|The story below is originally published on Mainichi Daily News by Mainichi Shinbun (http://mdn.mainichi.jp).|
|They admitted inventing its kinky features, or rather deliberately mistranslating them from the original gossip magazine.|
|In fact, this is far from the general Japanese' behavior or sense of worth.|
Wise Japanese investors add love hotels, starlets to their portfolios 2006,09,28
Shukan Gendai 10/7 By Ryann Connell
Nestled away in a traditional love hotel quarter in Tokyo's Uguisudani district, Hotel P Door looks just like any other establishment in its particular line of business.
A plague beneath the neon sign contains two prices, 4,600 yen for a rest and 7,500 yen a stay, a giveaway that the hotel is dedicated to amorous couples.
What makes Hotel P-Door stand out, according to Shukan Gendai 10/7), is that some of its operating capital comes through Hope Alpha 2, a fund that finances the love hotel's operations in return for payouts of up to 8.4 percent annual interest.
Love hotels are among the many unusual businesses coming to the aid of struggling investors in Japan who can look forward to interest of less than 1 percent for any money they put into the bank.
Hope Alpha 2 agrees.
"Normal hotel rooms only have a single customer a day, but with a love hotel, you can get as many as three or four customers in the same room every 24 hours. Love hotels are also built to be replaced every few years, so construction costs are comparatively cheap. That allows for profits unthinkable in lots of other types of businesses," Shuzo Shinano tells Shukan Gendai.
"We've paid out dividends on time and will continue to do so from now on, too."
Others agree that love hotels can be a potentially lucrative investment.
"(Funds are) a somewhat shady business. You want to invest in an industry that has a history and tradition of being a profitable business. Love hotels are precisely that.You're not investing in the hotel itself, but in the profits it makes, which means you can expect a high return on your outlay," securities journalist Genichiro Tenkai tells Shukan Gendai.
P-Door is currently accepting investors willing to foot at least 500,000 yen apiece and will continue doing so until Nov. 22.
It pledges an 8.4 percent payout for the first year over a five-year investment and plans 12 percent plus from the second year on.
Payouts are made twice annually, in January and July, but Hope Alpha 2 warns that dividends are entirely dependant on the hotel's business performance and that principle investments are not guaranteed.
Love hotels aren't the only peculiar funds punters can choose to invest their cash in.
In 2003, the Shinjin Gurabia Aidoru Dai-Ichi Go fund sought 50,000 yen investments in the careers of five young women it hoped to manage into pinup queen stardom.
Money collected was supposed to fund the production of photo collections and DVDs featuring the starlets, with profits split up amongst the investors, which proved profitable for some.
Not every funny fund is a roaring success, though.
Take the Ramen Fund, which ended up getting those who invested 500,000 yen apiece into a ramen theme park in Tokyo's Shibuya-ku doing their noodle.

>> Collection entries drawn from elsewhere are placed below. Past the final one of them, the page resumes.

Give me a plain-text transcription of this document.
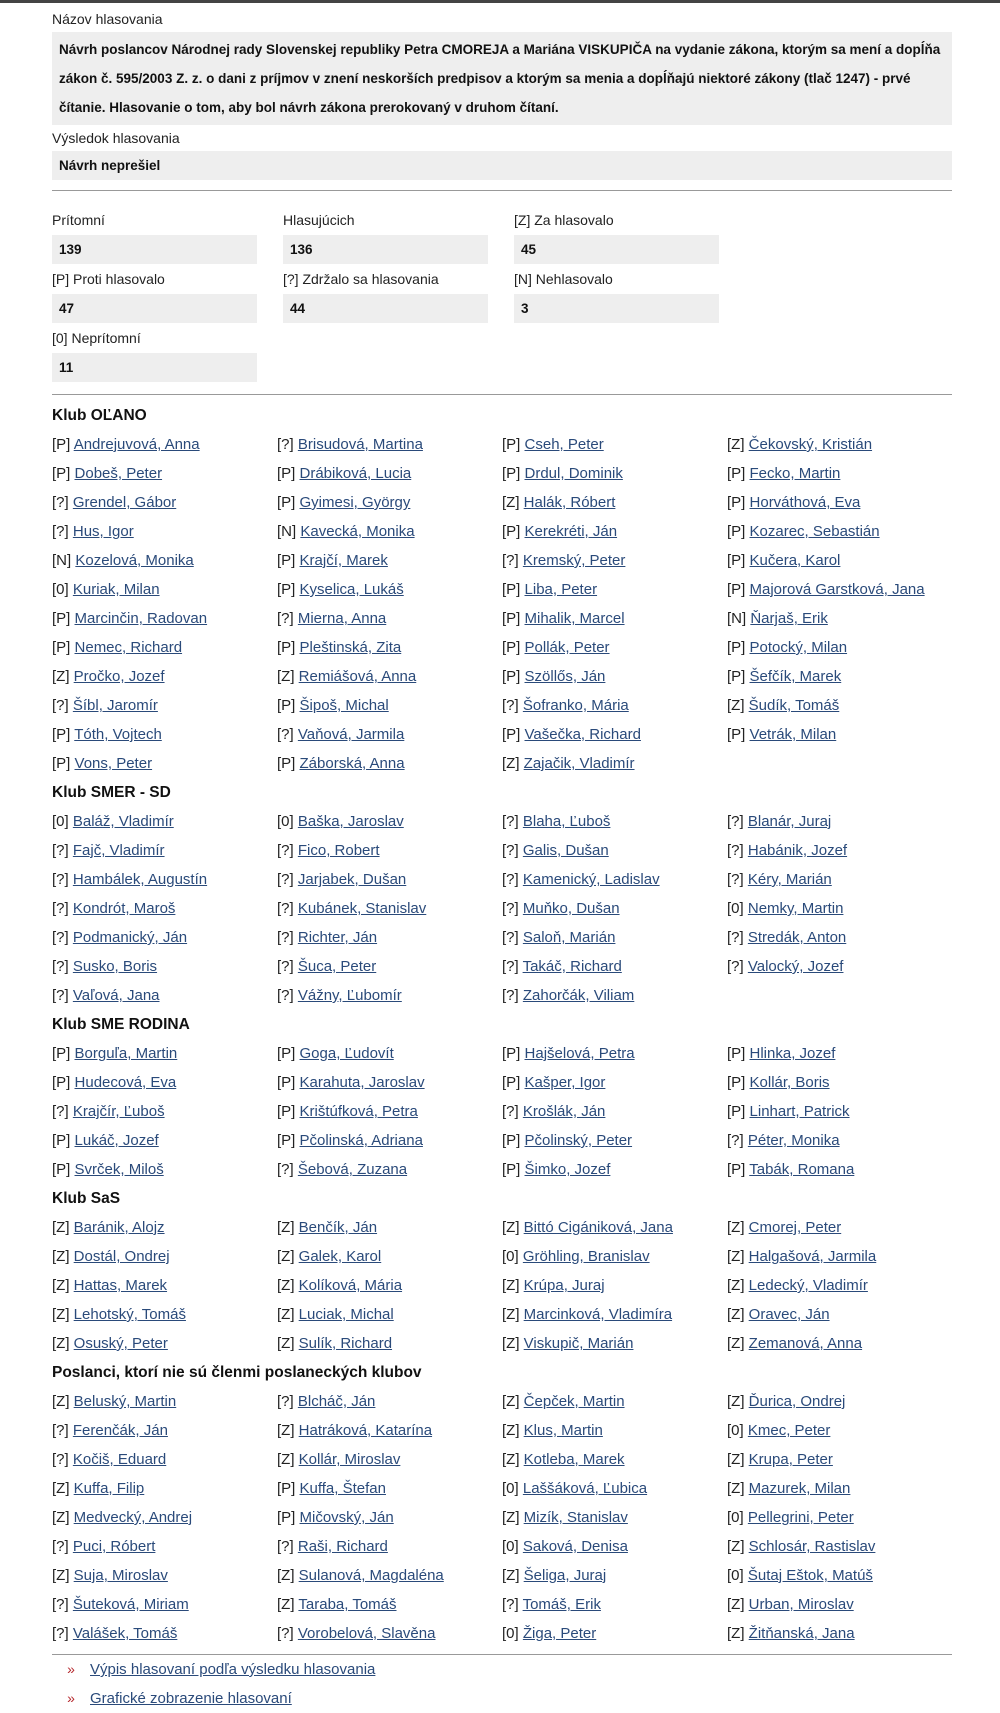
Názov hlasovania
Návrh poslancov Národnej rady Slovenskej republiky Petra CMOREJA a Mariána VISKUPIČA na vydanie zákona, ktorým sa mení a dopĺňa zákon č. 595/2003 Z. z. o dani z príjmov v znení neskorších predpisov a ktorým sa menia a dopĺňajú niektoré zákony (tlač 1247) - prvé čítanie. Hlasovanie o tom, aby bol návrh zákona prerokovaný v druhom čítaní.
Výsledok hlasovania
Návrh neprešiel
Prítomní
139
Hlasujúcich
136
[Z] Za hlasovalo
45
[P] Proti hlasovalo
47
[?] Zdržalo sa hlasovania
44
[N] Nehlasovalo
3
[0] Neprítomní
11
Klub OĽANO
[P] Andrejuvová, Anna	[?] Brisudová, Martina	[P] Cseh, Peter	[Z] Čekovský, Kristián
[P] Dobeš, Peter	[P] Drábiková, Lucia	[P] Drdul, Dominik	[P] Fecko, Martin
[?] Grendel, Gábor	[P] Gyimesi, György	[Z] Halák, Róbert	[P] Horváthová, Eva
[?] Hus, Igor	[N] Kavecká, Monika	[P] Kerekréti, Ján	[P] Kozarec, Sebastián
[N] Kozelová, Monika	[P] Krajčí, Marek	[?] Kremský, Peter	[P] Kučera, Karol
[0] Kuriak, Milan	[P] Kyselica, Lukáš	[P] Liba, Peter	[P] Majorová Garstková, Jana
[P] Marcinčin, Radovan	[?] Mierna, Anna	[P] Mihalik, Marcel	[N] Ňarjaš, Erik
[P] Nemec, Richard	[P] Pleštinská, Zita	[P] Pollák, Peter	[P] Potocký, Milan
[Z] Pročko, Jozef	[Z] Remiášová, Anna	[P] Szöllős, Ján	[P] Šefčík, Marek
[?] Šíbl, Jaromír	[P] Šipoš, Michal	[?] Šofranko, Mária	[Z] Šudík, Tomáš
[P] Tóth, Vojtech	[?] Vaňová, Jarmila	[P] Vašečka, Richard	[P] Vetrák, Milan
[P] Vons, Peter	[P] Záborská, Anna	[Z] Zajačik, Vladimír
Klub SMER - SD
[0] Baláž, Vladimír	[0] Baška, Jaroslav	[?] Blaha, Ľuboš	[?] Blanár, Juraj
[?] Fajč, Vladimír	[?] Fico, Robert	[?] Galis, Dušan	[?] Habánik, Jozef
[?] Hambálek, Augustín	[?] Jarjabek, Dušan	[?] Kamenický, Ladislav	[?] Kéry, Marián
[?] Kondrót, Maroš	[?] Kubánek, Stanislav	[?] Muňko, Dušan	[0] Nemky, Martin
[?] Podmanický, Ján	[?] Richter, Ján	[?] Saloň, Marián	[?] Stredák, Anton
[?] Susko, Boris	[?] Šuca, Peter	[?] Takáč, Richard	[?] Valocký, Jozef
[?] Vaľová, Jana	[?] Vážny, Ľubomír	[?] Zahorčák, Viliam
Klub SME RODINA
[P] Borguľa, Martin	[P] Goga, Ľudovít	[P] Hajšelová, Petra	[P] Hlinka, Jozef
[P] Hudecová, Eva	[P] Karahuta, Jaroslav	[P] Kašper, Igor	[P] Kollár, Boris
[?] Krajčír, Ľuboš	[P] Krištúfková, Petra	[?] Krošlák, Ján	[P] Linhart, Patrick
[P] Lukáč, Jozef	[P] Pčolinská, Adriana	[P] Pčolinský, Peter	[?] Péter, Monika
[P] Svrček, Miloš	[?] Šebová, Zuzana	[P] Šimko, Jozef	[P] Tabák, Romana
Klub SaS
[Z] Baránik, Alojz	[Z] Benčík, Ján	[Z] Bittó Cigániková, Jana	[Z] Cmorej, Peter
[Z] Dostál, Ondrej	[Z] Galek, Karol	[0] Gröhling, Branislav	[Z] Halgašová, Jarmila
[Z] Hattas, Marek	[Z] Kolíková, Mária	[Z] Krúpa, Juraj	[Z] Ledecký, Vladimír
[Z] Lehotský, Tomáš	[Z] Luciak, Michal	[Z] Marcinková, Vladimíra	[Z] Oravec, Ján
[Z] Osuský, Peter	[Z] Sulík, Richard	[Z] Viskupič, Marián	[Z] Zemanová, Anna
Poslanci, ktorí nie sú členmi poslaneckých klubov
[Z] Beluský, Martin	[?] Blcháč, Ján	[Z] Čepček, Martin	[Z] Ďurica, Ondrej
[?] Ferenčák, Ján	[Z] Hatráková, Katarína	[Z] Klus, Martin	[0] Kmec, Peter
[?] Kočiš, Eduard	[Z] Kollár, Miroslav	[Z] Kotleba, Marek	[Z] Krupa, Peter
[Z] Kuffa, Filip	[P] Kuffa, Štefan	[0] Laššáková, Ľubica	[Z] Mazurek, Milan
[Z] Medvecký, Andrej	[P] Mičovský, Ján	[Z] Mizík, Stanislav	[0] Pellegrini, Peter
[?] Puci, Róbert	[?] Raši, Richard	[0] Saková, Denisa	[Z] Schlosár, Rastislav
[Z] Suja, Miroslav	[Z] Sulanová, Magdaléna	[Z] Šeliga, Juraj	[0] Šutaj Eštok, Matúš
[?] Šuteková, Miriam	[Z] Taraba, Tomáš	[?] Tomáš, Erik	[Z] Urban, Miroslav
[?] Valášek, Tomáš	[?] Vorobelová, Slavěna	[0] Žiga, Peter	[Z] Žitňanská, Jana
»	Výpis hlasovaní podľa výsledku hlasovania
»	Grafické zobrazenie hlasovaní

The theme park promised annual returns of 10 percent, but went bust within a year and speculators were lucky to at least receive their principle outlays back.
Securities analyst Haruo Ueki warns that freaky funds like investing in love hotels should only be pursued with caution.
"Investment funds don't guarantee the principle investment, so it's important to look at past performance before committing. Love hotel funds have maintained high dividend payouts, so they appear to be pretty good, but don't forget things like fire or management problems can arise in the place you've chosen to invest in. Something like that happens and you can forget your dividend and the principle may be in danger at times, too," Ueki tells Shukan Gendai.
"It's really important to look into whether the place you want to invest in is risky or not. And don't forget some places won't let you pull out after only a year. Whatever way, these funds should only be invested in if you have money you can afford to lose."